Although Rite Aid did not say how much it expected to get for Super Rite, John Kosecoff, who follows Rite Aid for First Manhattan Securities Corp., said analysts estimated its value at $100 million to $115 million.
The 53.2 percent of Super Rite that is not owned by Rite Aid is publicly traded in the over-the-counter market. The stock closed yesterday at $22.25, up $5 from Friday.
Rite Aid said it would name an independent financial adviser and a special committee to consider any proposals to buy Super Rite.
In a telephone interview yesterday, Grass said Rite Aid received a "modest dividend" from its stake in Super Rite. "From a business standpoint, it doesn't make sense for Rite Aid to continue holding Super Rite."
Grass declined to say why he would want to buy Super Rite, commenting, ''When the board decided last week to sell its interest, I and the management at Super Rite indicated we would consider buying it."

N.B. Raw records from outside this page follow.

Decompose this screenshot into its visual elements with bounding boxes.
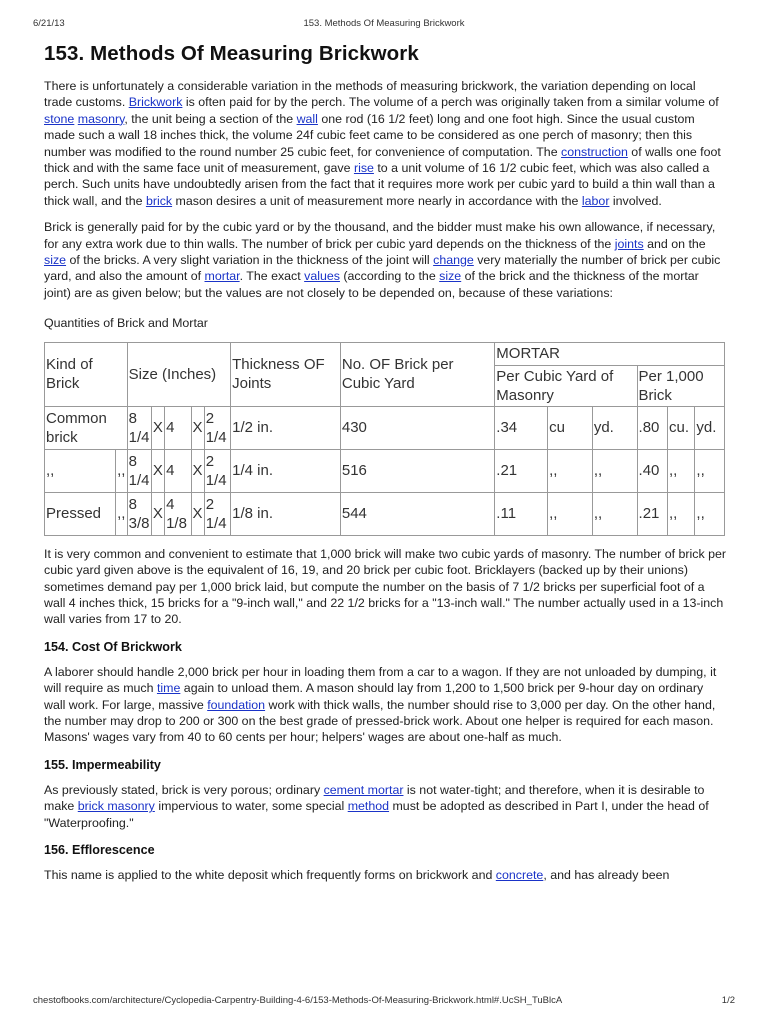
link-labor[interactable]: labor: [581, 193, 610, 208]
cell-mortar-yard-unit1: cu: [548, 406, 593, 449]
table-row: [45, 492, 725, 535]
text: to a unit volume of 16 1/2 cubic feet, which was also called a perch. Such units have undoubtedly arisen from the fact that it requires more work per cubic yard to build a thin wall than a thick wall, and the: [44, 161, 715, 208]
paragraph-intro: [44, 78, 727, 209]
text: There is unfortunately a considerable variation in the methods of measuring brickwork, the variation depending on local trade customs.: [44, 79, 696, 110]
link-values[interactable]: values: [304, 269, 340, 284]
link-time[interactable]: time: [156, 681, 181, 696]
paragraph-estimate: It is very common and convenient to estimate that 1,000 brick will make two cubic yards of masonry. The number of brick per cubic yard given above is the equivalent of 16, 19, and 20 brick per cubic foot. Bricklayers (backed up by their unions) sometimes demand pay per 1,000 brick laid, but compute the number on the basis of 7 1/2 bricks per superficial foot of a wall 4 inches thick, 15 bricks for a "9-inch wall," and 22 1/2 bricks for a "13-inch wall." The number actually used in a 13-inch wall varies from 17 to 20.: [44, 546, 727, 627]
cell-number: 430: [340, 406, 494, 449]
text: A laborer should handle 2,000 brick per hour in loading them from a car to a wagon. If they are not unloaded by dumping, it will require as much: [44, 664, 717, 696]
link-size-2[interactable]: size: [439, 269, 462, 284]
cell-width: 4: [165, 406, 191, 449]
cell-kind: ,,: [45, 449, 116, 492]
text: of the bricks. A very slight variation in the thickness of the joint will: [66, 253, 434, 268]
link-size[interactable]: size: [44, 253, 67, 268]
cell-mortar-yard-unit2: ,,: [592, 492, 637, 535]
text: of the brick and the thickness of the mortar joint) are as given below; but the values are not closely to be depended on, because of these variations:: [44, 269, 699, 300]
cell-mortar-1000-unit1: ,,: [668, 449, 695, 492]
cell-length: 8 1/4: [127, 449, 151, 492]
header-size: Size (Inches): [127, 342, 230, 406]
cell-number: 516: [340, 449, 494, 492]
text: (according to the: [339, 269, 440, 284]
header-per-1000: Per 1,000 Brick: [637, 365, 724, 406]
text: one rod (16 1/2 feet) long and one foot high. Since the usual custom made such a wall 18 inches thick, the volume 24f cubic feet came to be considered as one perch of masonry; then this number was modified to the round number 25 cubic feet, for convenience of computation. The: [44, 111, 695, 159]
cell-ditto: ,,: [116, 449, 128, 492]
table-caption: Quantities of Brick and Mortar: [44, 316, 208, 331]
text: This name is applied to the white deposit which frequently forms on brickwork and: [44, 867, 496, 882]
link-brick[interactable]: brick: [145, 193, 173, 208]
heading-155: 155. Impermeability: [44, 757, 161, 772]
cell-height: 2 1/4: [204, 492, 230, 535]
cell-mortar-1000-unit2: ,,: [695, 449, 725, 492]
page-number: 1/2: [721, 995, 735, 1006]
text: impervious to water, some special: [154, 799, 348, 814]
cell-x: X: [191, 492, 204, 535]
cell-length: 8 3/8: [127, 492, 151, 535]
text: is not water-tight; and therefore, when it is desirable to make: [44, 782, 705, 814]
cell-mortar-yard-unit2: yd.: [592, 406, 637, 449]
link-foundation[interactable]: foundation: [207, 697, 266, 712]
link-concrete[interactable]: concrete: [495, 867, 544, 882]
quantities-table: [44, 342, 725, 536]
link-cement-mortar[interactable]: cement mortar: [323, 782, 404, 797]
header-per-cubic-yard: Per Cubic Yard of Masonry: [495, 365, 637, 406]
cell-kind: Pressed: [45, 492, 116, 535]
link-stone[interactable]: stone: [44, 111, 75, 126]
text: involved.: [609, 193, 662, 208]
print-doc-title: 153. Methods Of Measuring Brickwork: [303, 18, 465, 29]
cell-kind: Common brick: [45, 406, 128, 449]
table-row: [45, 449, 725, 492]
heading-154: 154. Cost Of Brickwork: [44, 639, 182, 654]
cell-mortar-yard-unit2: ,,: [592, 449, 637, 492]
heading-156: 156. Efflorescence: [44, 842, 155, 857]
cell-mortar-yard-value: .34: [495, 406, 548, 449]
text: mason desires a unit of measurement more nearly in accordance with the: [172, 193, 582, 208]
paragraph-impermeability: [44, 782, 727, 831]
cell-length: 8 1/4: [127, 406, 151, 449]
header-number: No. OF Brick per Cubic Yard: [340, 342, 494, 406]
header-kind: Kind of Brick: [45, 342, 128, 406]
text: Brick is generally paid for by the cubic yard or by the thousand, and the bidder must make his own allowance, if necessary, for any extra work due to thin walls. The number of brick per cubic yard depends on the thickness of the: [44, 220, 716, 251]
text: As previously stated, brick is very porous; ordinary: [44, 782, 324, 797]
print-url: chestofbooks.com/architecture/Cyclopedia-Carpentry-Building-4-6/153-Methods-Of-Measuring-Brickwork.html#.UcSH_TuBlcA: [33, 995, 563, 1006]
article: [44, 42, 727, 893]
cell-x: X: [151, 406, 164, 449]
link-rise[interactable]: rise: [353, 161, 374, 176]
text: and on the: [643, 236, 706, 251]
cell-mortar-1000-unit2: yd.: [695, 406, 725, 449]
cell-ditto: ,,: [116, 492, 128, 535]
cell-x: X: [191, 406, 204, 449]
link-construction[interactable]: construction: [561, 144, 628, 159]
link-brickwork[interactable]: Brickwork: [128, 95, 183, 110]
cell-x: X: [191, 449, 204, 492]
link-brick-masonry[interactable]: brick masonry: [77, 799, 155, 814]
cell-height: 2 1/4: [204, 449, 230, 492]
cell-width: 4: [165, 449, 191, 492]
link-joints[interactable]: joints: [614, 236, 644, 251]
header-thickness: Thickness OF Joints: [231, 342, 341, 406]
paragraph-payment: [44, 219, 727, 301]
header-mortar: MORTAR: [495, 342, 725, 365]
link-masonry[interactable]: masonry: [77, 111, 125, 126]
cell-x: X: [151, 449, 164, 492]
text: , and has already been: [543, 867, 670, 882]
cell-height: 2 1/4: [204, 406, 230, 449]
cell-mortar-yard-value: .11: [495, 492, 548, 535]
text: , the unit being a section of the: [124, 111, 297, 126]
text: again to unload them. A mason should lay from 1,200 to 1,500 brick per 9-hour day on ordinary wall work. For large, massive: [44, 681, 704, 712]
paragraph-efflorescence: [44, 867, 727, 883]
link-method[interactable]: method: [347, 799, 390, 814]
text: of walls one foot thick and with the same face unit of measurement, gave: [44, 144, 721, 176]
page-title: 153. Methods Of Measuring Brickwork: [44, 42, 419, 65]
cell-joint: 1/2 in.: [231, 406, 341, 449]
link-change[interactable]: change: [433, 253, 474, 268]
text: . The exact: [239, 269, 305, 284]
cell-mortar-1000-unit2: ,,: [695, 492, 725, 535]
text: work with thick walls, the number should rise to 3,000 per day. On the other hand, the number may drop to 200 or 300 on the best grade of pressed-brick work. About one helper is required for each mason. Masons' wages vary from 40 to 60 cents per hour; helpers' wages are about one-half as much.: [44, 697, 716, 745]
cell-mortar-1000-unit1: ,,: [668, 492, 695, 535]
table-header-row: [45, 342, 725, 365]
paragraph-cost: [44, 664, 727, 746]
text: is often paid for by the perch. The volume of a perch was originally taken from a similar volume of: [182, 95, 719, 110]
cell-mortar-yard-value: .21: [495, 449, 548, 492]
cell-mortar-1000-value: .80: [637, 406, 667, 449]
cell-mortar-yard-unit1: ,,: [548, 492, 593, 535]
table-row: [45, 406, 725, 449]
link-mortar[interactable]: mortar: [204, 269, 240, 284]
cell-number: 544: [340, 492, 494, 535]
text: very materially the number of brick per cubic yard, and also the amount of: [44, 253, 721, 284]
cell-mortar-yard-unit1: ,,: [548, 449, 593, 492]
cell-joint: 1/8 in.: [231, 492, 341, 535]
cell-width: 4 1/8: [165, 492, 191, 535]
text: must be adopted as described in Part I, under the head of "Waterproofing.": [44, 799, 709, 830]
cell-joint: 1/4 in.: [231, 449, 341, 492]
cell-mortar-1000-value: .40: [637, 449, 667, 492]
cell-mortar-1000-value: .21: [637, 492, 667, 535]
cell-mortar-1000-unit1: cu.: [668, 406, 695, 449]
print-date: 6/21/13: [33, 18, 65, 29]
cell-x: X: [151, 492, 164, 535]
link-wall[interactable]: wall: [296, 111, 318, 126]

Based in Harrisburg, Super Rite is the successor to Louis Lehrman & Sons Inc., a food wholesaler founded in the 1920s by the grandfather of Grass' former wife. Since the 1960s, when Grass began establishing Rite Aid stores, the food wholesale business has become a less important part of Rite Aid.
Super Rite was entirely owned by Rite Aid until 1983, when part ownership was sold to the public.
Super Rite is a wholesale supplier to more than 200 supermarkets, primarily in central Pennsylvania, Virginia, West Virginia, Delaware and Maryland. It also operates the 32-store chain of Basics supermarkets in the Baltimore area.